Since then, the investigators have conducted a series of experiments in genetically matched IDH-wild type (normal form of the protein) and IDH-mutant cancer cell line models to directly compare the efficacy of IDH inhibitors and PARP inhibitors in inhibiting IDH-mutant tumor cell viability. “When you carefully control the conditions and simply ask the question of which drugs best target solid tumor cell lines with IDH mutations, we do not see a significant effect of mutant IDH inhibitors on viability, however, we do see profound differences with PARP inhibitors,” said Bindra.
They also found that in addition to R-2HG, the other form of 2HG, S-2HG, also induced a similar DNA repair deficiency, which made the brain tumor cell lines doubly sensitive to PARP inhibitors. S-2HG is produced in response to tumor hypoxia, and also at baseline levels in subsets of renal cell cancers and pediatric gliomas. “We believe that exploiting oncometabolite-induced defects in IDH-mutant cancers may be the best path forward,” said Bindra.

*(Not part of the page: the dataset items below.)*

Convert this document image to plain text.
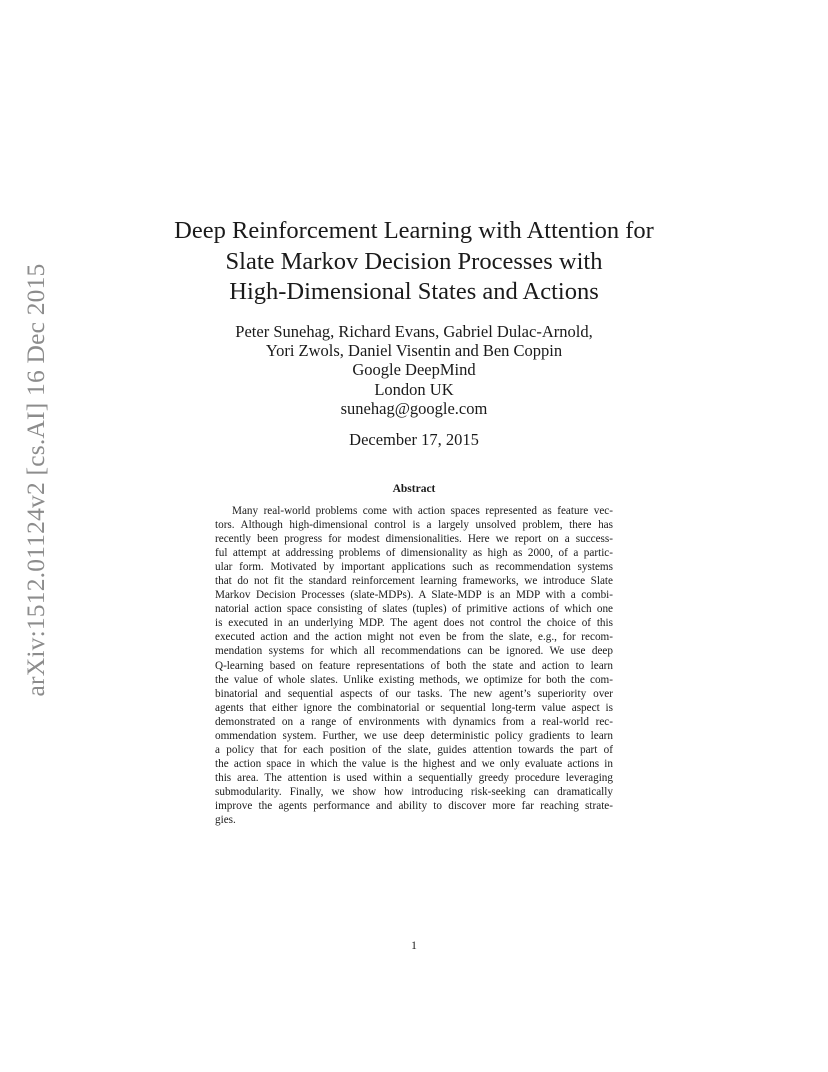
arXiv:1512.01124v2 [cs.AI] 16 Dec 2015
Deep Reinforcement Learning with Attention for
Slate Markov Decision Processes with
High-Dimensional States and Actions
Peter Sunehag, Richard Evans, Gabriel Dulac-Arnold,
Yori Zwols, Daniel Visentin and Ben Coppin
Google DeepMind
London UK
sunehag@google.com
December 17, 2015
Abstract
Many real-world problems come with action spaces represented as feature vec-
tors. Although high-dimensional control is a largely unsolved problem, there has
recently been progress for modest dimensionalities. Here we report on a success-
ful attempt at addressing problems of dimensionality as high as 2000, of a partic-
ular form. Motivated by important applications such as recommendation systems
that do not fit the standard reinforcement learning frameworks, we introduce Slate
Markov Decision Processes (slate-MDPs). A Slate-MDP is an MDP with a combi-
natorial action space consisting of slates (tuples) of primitive actions of which one
is executed in an underlying MDP. The agent does not control the choice of this
executed action and the action might not even be from the slate, e.g., for recom-
mendation systems for which all recommendations can be ignored. We use deep
Q-learning based on feature representations of both the state and action to learn
the value of whole slates. Unlike existing methods, we optimize for both the com-
binatorial and sequential aspects of our tasks. The new agent’s superiority over
agents that either ignore the combinatorial or sequential long-term value aspect is
demonstrated on a range of environments with dynamics from a real-world rec-
ommendation system. Further, we use deep deterministic policy gradients to learn
a policy that for each position of the slate, guides attention towards the part of
the action space in which the value is the highest and we only evaluate actions in
this area. The attention is used within a sequentially greedy procedure leveraging
submodularity. Finally, we show how introducing risk-seeking can dramatically
improve the agents performance and ability to discover more far reaching strate-
gies.
1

“We will be presenting for the first time the schema for a multicenter, biomarker-driven NCI-sponsored phase II trial across approximately 35 centers in the United States, which will directly translate our recent discovery to patients,” Bindra said.
Limitations of the study include that their hypothesis has not been tested specifically in patient-derived, intracranial glioma xenograft animal models, Bindra said.
This study was supported by a CureSearch Young Investigator award, an American Cancer Society research scholar grant, and the National Institutes of Health. Bindra is a co-inventor on a U.S. patent application submitted by Yale University, which covers compositions and methods for targeting and treating HR-deficient tumors.